Things to consider when choosing a bird perch:
The ideal bird perch collection includes a soft perch made from natural material, an edible perch, and a cement or sandy perch for nail and beak trimming. If your cage is too small, you can skip the edible perch, but the other two are vital to your bird’s health.
Perch Tip #1
Buy several perches for your bird. One is never enough. Birds need to put equal pressure on all parts of its feet in order to stay healthy. One perch may not provide this option.
Perch Tip #2
Check the perches for damage on a regular basis. Damaged perches can harm a bird. Natural perches usually need to be replaced about once a month.
How to Make a Bird Perch
If you are on a tight budget, love DIY projects, or both, you may want to make a bird perch on your own. It’s fairly easy.

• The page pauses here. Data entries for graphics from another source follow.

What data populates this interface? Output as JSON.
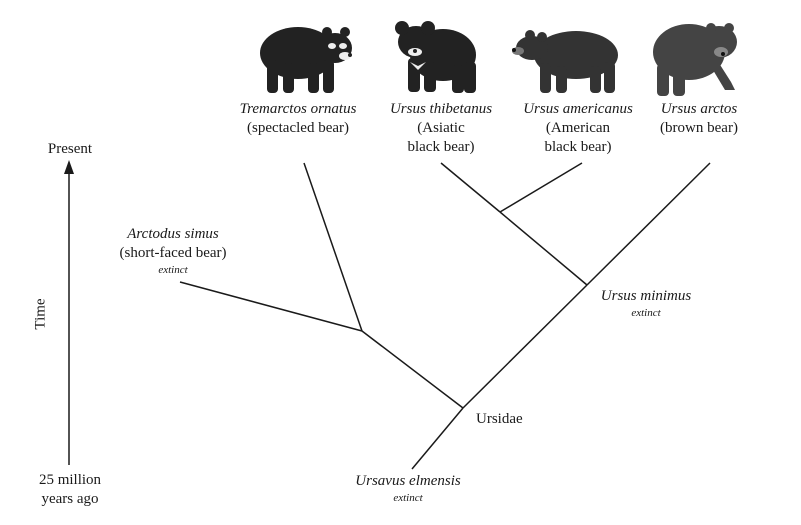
{
  "axis": {
    "top_label": "Present",
    "bottom_label_line1": "25 million",
    "bottom_label_line2": "years ago",
    "side_label": "Time"
  },
  "taxa": {
    "tremarctos": {
      "name": "Tremarctos ornatus",
      "common": "(spectacled bear)"
    },
    "thibetanus": {
      "name": "Ursus thibetanus",
      "common_line1": "(Asiatic",
      "common_line2": "black bear)"
    },
    "americanus": {
      "name": "Ursus americanus",
      "common_line1": "(American",
      "common_line2": "black bear)"
    },
    "arctos": {
      "name": "Ursus arctos",
      "common": "(brown bear)"
    },
    "arctodus": {
      "name": "Arctodus simus",
      "common": "(short-faced bear)",
      "status": "extinct"
    },
    "minimus": {
      "name": "Ursus minimus",
      "status": "extinct"
    },
    "ursidae": {
      "name": "Ursidae"
    },
    "ursavus": {
      "name": "Ursavus elmensis",
      "status": "extinct"
    }
  },
  "icons": [
    "spectacled-bear-icon",
    "asiatic-black-bear-icon",
    "american-black-bear-icon",
    "brown-bear-icon",
    "time-arrow-icon"
  ]
}
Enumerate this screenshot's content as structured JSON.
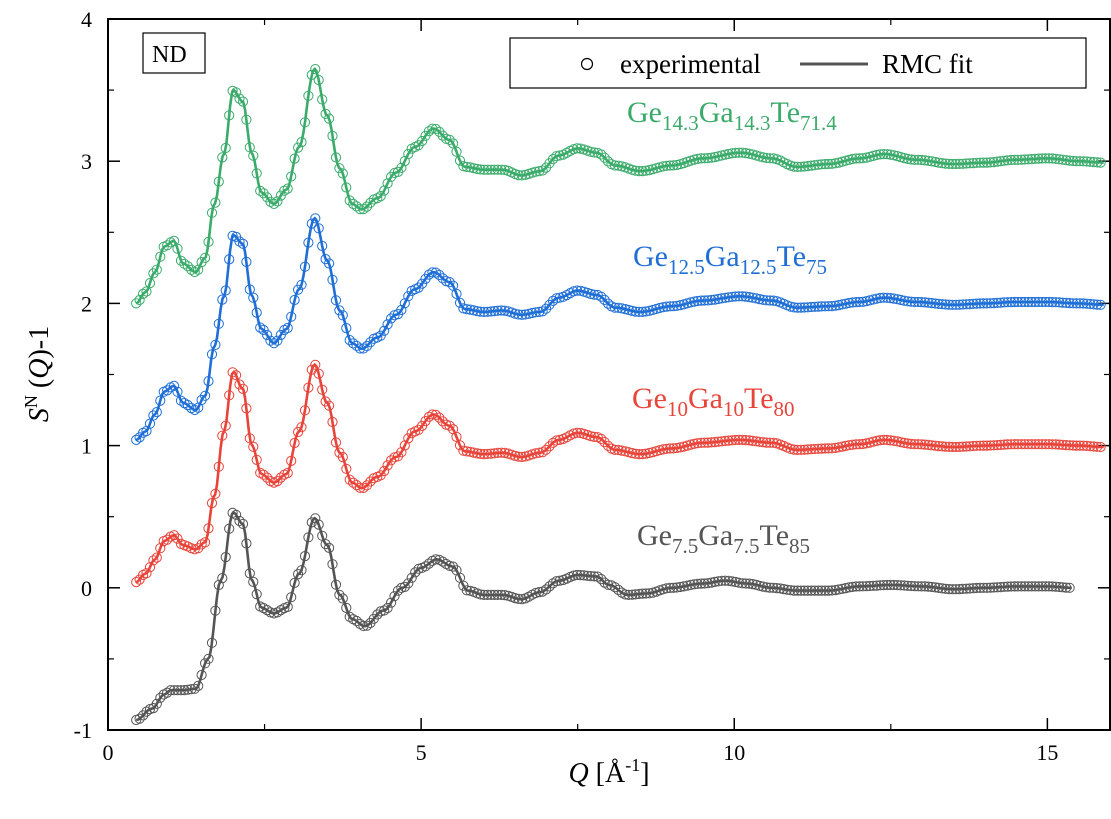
{
  "chart_data": {
    "type": "line",
    "xlabel": {
      "italic": "Q",
      "normal": " [Å",
      "sup": "-1",
      "tail": "]"
    },
    "ylabel": {
      "italic": "S",
      "sup": "N",
      "normal": " (",
      "italic2": "Q",
      "tail": ")-1"
    },
    "xlim": [
      0,
      16
    ],
    "ylim": [
      -1,
      4
    ],
    "xticks": [
      0,
      5,
      10,
      15
    ],
    "xtick_labels": [
      "0",
      "5",
      "10",
      "15"
    ],
    "yticks": [
      -1,
      0,
      1,
      2,
      3,
      4
    ],
    "ytick_labels": [
      "-1",
      "0",
      "1",
      "2",
      "3",
      "4"
    ],
    "grid": false,
    "legend": {
      "position": "top-right",
      "marker_label": "experimental",
      "line_label": "RMC fit"
    },
    "annotation": "ND",
    "series": [
      {
        "name": "Ge7.5Ga7.5Te85",
        "label_parts": [
          [
            "Ge",
            ""
          ],
          [
            "7.5",
            "sub"
          ],
          [
            "Ga",
            ""
          ],
          [
            "7.5",
            "sub"
          ],
          [
            "Te",
            ""
          ],
          [
            "85",
            "sub"
          ]
        ],
        "color": "#555555",
        "offset": 0,
        "x": [
          0.45,
          0.7,
          0.9,
          1.0,
          1.2,
          1.4,
          1.6,
          1.8,
          2.0,
          2.15,
          2.3,
          2.45,
          2.65,
          2.85,
          3.05,
          3.3,
          3.5,
          3.7,
          3.9,
          4.1,
          4.4,
          4.7,
          5.0,
          5.25,
          5.5,
          5.75,
          6.0,
          6.3,
          6.6,
          6.9,
          7.2,
          7.5,
          7.8,
          8.0,
          8.3,
          8.6,
          9.0,
          9.5,
          9.85,
          10.2,
          10.6,
          11.0,
          11.5,
          12.0,
          12.5,
          13.0,
          13.5,
          14.0,
          14.5,
          15.0,
          15.4
        ],
        "y": [
          -0.93,
          -0.85,
          -0.75,
          -0.72,
          -0.72,
          -0.71,
          -0.5,
          0.05,
          0.53,
          0.45,
          0.05,
          -0.14,
          -0.18,
          -0.14,
          0.1,
          0.49,
          0.3,
          -0.05,
          -0.22,
          -0.27,
          -0.16,
          0.0,
          0.14,
          0.2,
          0.15,
          -0.02,
          -0.05,
          -0.05,
          -0.08,
          -0.03,
          0.05,
          0.09,
          0.08,
          0.02,
          -0.05,
          -0.04,
          0.0,
          0.03,
          0.05,
          0.03,
          0.0,
          -0.02,
          -0.02,
          0.01,
          0.02,
          0.01,
          -0.01,
          0.0,
          0.01,
          0.01,
          0.0
        ]
      },
      {
        "name": "Ge10Ga10Te80",
        "label_parts": [
          [
            "Ge",
            ""
          ],
          [
            "10",
            "sub"
          ],
          [
            "Ga",
            ""
          ],
          [
            "10",
            "sub"
          ],
          [
            "Te",
            ""
          ],
          [
            "80",
            "sub"
          ]
        ],
        "color": "#e8443a",
        "offset": 1,
        "x": [
          0.45,
          0.6,
          0.75,
          0.9,
          1.05,
          1.2,
          1.4,
          1.55,
          1.7,
          1.85,
          2.0,
          2.15,
          2.3,
          2.45,
          2.65,
          2.85,
          3.05,
          3.3,
          3.5,
          3.7,
          3.9,
          4.05,
          4.3,
          4.6,
          4.9,
          5.2,
          5.45,
          5.7,
          6.0,
          6.3,
          6.6,
          6.9,
          7.2,
          7.5,
          7.8,
          8.1,
          8.5,
          9.0,
          9.5,
          10.1,
          10.6,
          11.0,
          11.5,
          12.0,
          12.4,
          12.9,
          13.5,
          14.0,
          14.5,
          15.0,
          15.5,
          15.9
        ],
        "y": [
          -0.96,
          -0.9,
          -0.8,
          -0.67,
          -0.63,
          -0.7,
          -0.73,
          -0.68,
          -0.35,
          0.1,
          0.52,
          0.4,
          -0.0,
          -0.2,
          -0.26,
          -0.2,
          0.1,
          0.57,
          0.3,
          -0.05,
          -0.26,
          -0.3,
          -0.22,
          -0.08,
          0.1,
          0.22,
          0.14,
          -0.04,
          -0.06,
          -0.05,
          -0.08,
          -0.05,
          0.04,
          0.09,
          0.06,
          -0.03,
          -0.06,
          -0.02,
          0.02,
          0.04,
          0.02,
          -0.03,
          -0.02,
          0.01,
          0.04,
          0.01,
          -0.01,
          0.0,
          0.01,
          0.01,
          0.0,
          -0.01
        ]
      },
      {
        "name": "Ge12.5Ga12.5Te75",
        "label_parts": [
          [
            "Ge",
            ""
          ],
          [
            "12.5",
            "sub"
          ],
          [
            "Ga",
            ""
          ],
          [
            "12.5",
            "sub"
          ],
          [
            "Te",
            ""
          ],
          [
            "75",
            "sub"
          ]
        ],
        "color": "#1f6fd6",
        "offset": 2,
        "x": [
          0.45,
          0.6,
          0.75,
          0.9,
          1.05,
          1.2,
          1.4,
          1.55,
          1.7,
          1.85,
          2.0,
          2.15,
          2.3,
          2.45,
          2.65,
          2.85,
          3.05,
          3.3,
          3.5,
          3.7,
          3.9,
          4.05,
          4.3,
          4.6,
          4.9,
          5.2,
          5.45,
          5.7,
          6.0,
          6.3,
          6.6,
          6.9,
          7.2,
          7.5,
          7.8,
          8.1,
          8.5,
          9.0,
          9.5,
          10.1,
          10.6,
          11.0,
          11.5,
          12.0,
          12.4,
          12.9,
          13.5,
          14.0,
          14.5,
          15.0,
          15.5,
          15.9
        ],
        "y": [
          -0.96,
          -0.9,
          -0.78,
          -0.62,
          -0.58,
          -0.7,
          -0.75,
          -0.65,
          -0.3,
          0.05,
          0.48,
          0.42,
          0.05,
          -0.18,
          -0.28,
          -0.18,
          0.1,
          0.6,
          0.3,
          -0.05,
          -0.28,
          -0.32,
          -0.24,
          -0.08,
          0.1,
          0.22,
          0.15,
          -0.04,
          -0.06,
          -0.05,
          -0.08,
          -0.06,
          0.04,
          0.09,
          0.06,
          -0.03,
          -0.06,
          -0.02,
          0.02,
          0.05,
          0.02,
          -0.03,
          -0.02,
          0.01,
          0.04,
          0.01,
          -0.01,
          0.0,
          0.01,
          0.01,
          0.0,
          -0.01
        ]
      },
      {
        "name": "Ge14.3Ga14.3Te71.4",
        "label_parts": [
          [
            "Ge",
            ""
          ],
          [
            "14.3",
            "sub"
          ],
          [
            "Ga",
            ""
          ],
          [
            "14.3",
            "sub"
          ],
          [
            "Te",
            ""
          ],
          [
            "71.4",
            "sub"
          ]
        ],
        "color": "#3aab6a",
        "offset": 3,
        "x": [
          0.45,
          0.6,
          0.75,
          0.9,
          1.05,
          1.2,
          1.4,
          1.55,
          1.7,
          1.85,
          2.0,
          2.15,
          2.3,
          2.45,
          2.65,
          2.85,
          3.05,
          3.3,
          3.5,
          3.7,
          3.9,
          4.05,
          4.3,
          4.6,
          4.9,
          5.2,
          5.45,
          5.7,
          6.0,
          6.3,
          6.6,
          6.9,
          7.2,
          7.5,
          7.8,
          8.1,
          8.5,
          9.0,
          9.5,
          10.1,
          10.6,
          11.0,
          11.5,
          12.0,
          12.4,
          12.9,
          13.5,
          14.0,
          14.5,
          15.0,
          15.5,
          15.9
        ],
        "y": [
          -1.0,
          -0.92,
          -0.78,
          -0.6,
          -0.56,
          -0.72,
          -0.78,
          -0.68,
          -0.3,
          0.05,
          0.5,
          0.42,
          0.05,
          -0.22,
          -0.3,
          -0.2,
          0.1,
          0.65,
          0.32,
          -0.05,
          -0.3,
          -0.34,
          -0.26,
          -0.08,
          0.1,
          0.23,
          0.15,
          -0.04,
          -0.06,
          -0.06,
          -0.1,
          -0.07,
          0.04,
          0.09,
          0.06,
          -0.03,
          -0.07,
          -0.03,
          0.02,
          0.06,
          0.02,
          -0.04,
          -0.02,
          0.02,
          0.05,
          0.01,
          -0.02,
          -0.01,
          0.01,
          0.02,
          0.0,
          -0.01
        ]
      }
    ]
  }
}
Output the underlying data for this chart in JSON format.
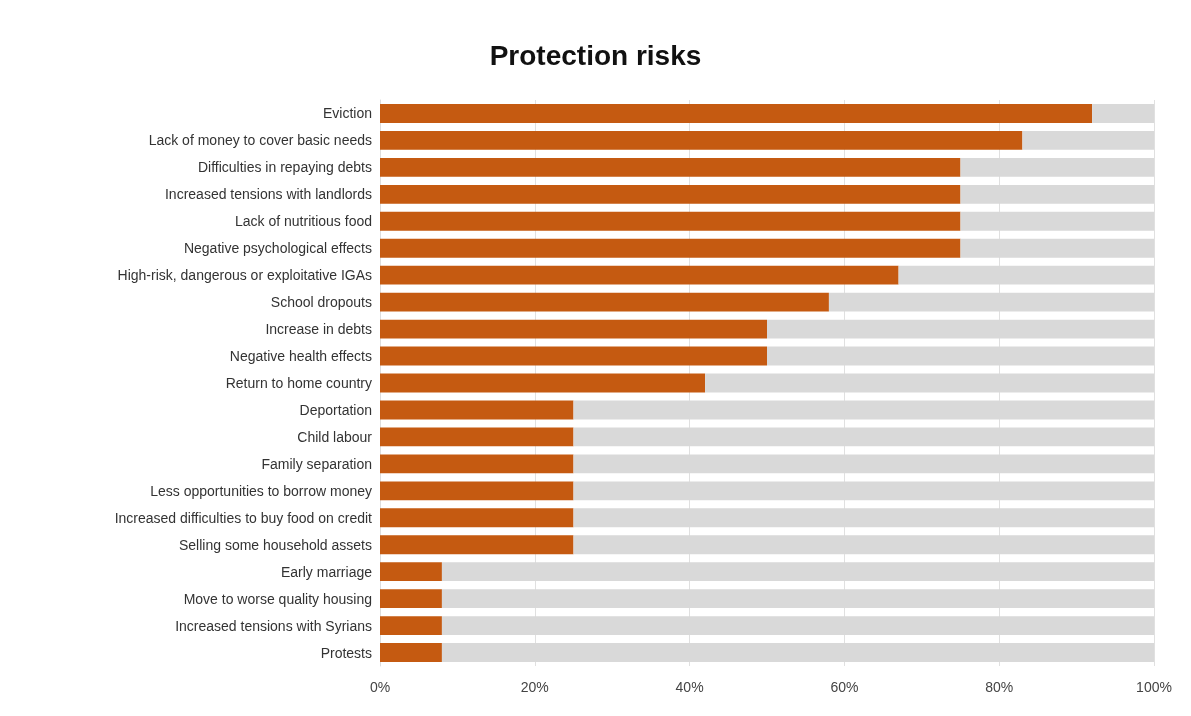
{
  "chart_data": {
    "type": "bar",
    "title": "Protection risks",
    "orientation": "horizontal",
    "stacked": true,
    "categories": [
      "Eviction",
      "Lack of money to cover basic needs",
      "Difficulties in repaying debts",
      "Increased tensions with landlords",
      "Lack of nutritious food",
      "Negative psychological effects",
      "High-risk, dangerous or exploitative IGAs",
      "School dropouts",
      "Increase in debts",
      "Negative health effects",
      "Return to home country",
      "Deportation",
      "Child labour",
      "Family separation",
      "Less opportunities to borrow money",
      "Increased difficulties to buy food on credit",
      "Selling some household assets",
      "Early marriage",
      "Move to worse quality housing",
      "Increased tensions with Syrians",
      "Protests"
    ],
    "series": [
      {
        "color": "#c55a11",
        "values": [
          92,
          83,
          75,
          75,
          75,
          75,
          67,
          58,
          50,
          50,
          42,
          25,
          25,
          25,
          25,
          25,
          25,
          8,
          8,
          8,
          8
        ]
      },
      {
        "color": "#d9d9d9",
        "values": [
          8,
          17,
          25,
          25,
          25,
          25,
          33,
          42,
          50,
          50,
          58,
          75,
          75,
          75,
          75,
          75,
          75,
          92,
          92,
          92,
          92
        ]
      }
    ],
    "xlim": [
      0,
      100
    ],
    "xticks": [
      {
        "value": 0,
        "label": "0%"
      },
      {
        "value": 20,
        "label": "20%"
      },
      {
        "value": 40,
        "label": "40%"
      },
      {
        "value": 60,
        "label": "60%"
      },
      {
        "value": 80,
        "label": "80%"
      },
      {
        "value": 100,
        "label": "100%"
      }
    ],
    "grid": "x"
  }
}
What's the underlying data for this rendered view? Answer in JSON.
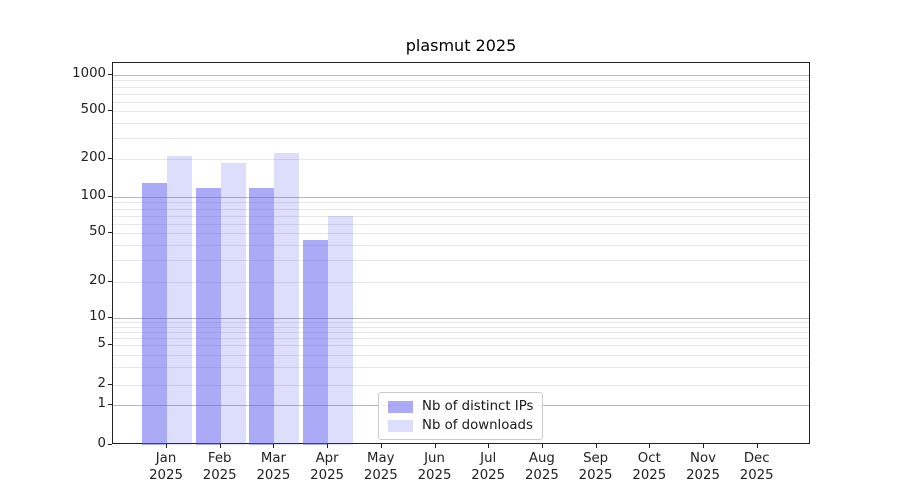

- Measure the cage to figure out the size of the perch you need.
- Find an untreated and unsprayed tree and cut a branch off.
- Sterilize the wood in a bleach solution (1 part bleach, 10 parts water) by soaking it for 10 minutes, then rinsing and air-drying.
- Take small wooden blocks and place them outside the cage at the perch level.
- Hold the wooden blocks outside and the branch inside the cage.
- Drill the screw through the outside block into the perch so it stays firmly in place.
Helpful Tip #1
Another way to sterilize the wood is to wet it and bake in the oven at 300°F.
Helpful Tip #2
Bring branches of different diameter, sterilize them, and allow your bird to walk over them in order to determine the ideal size.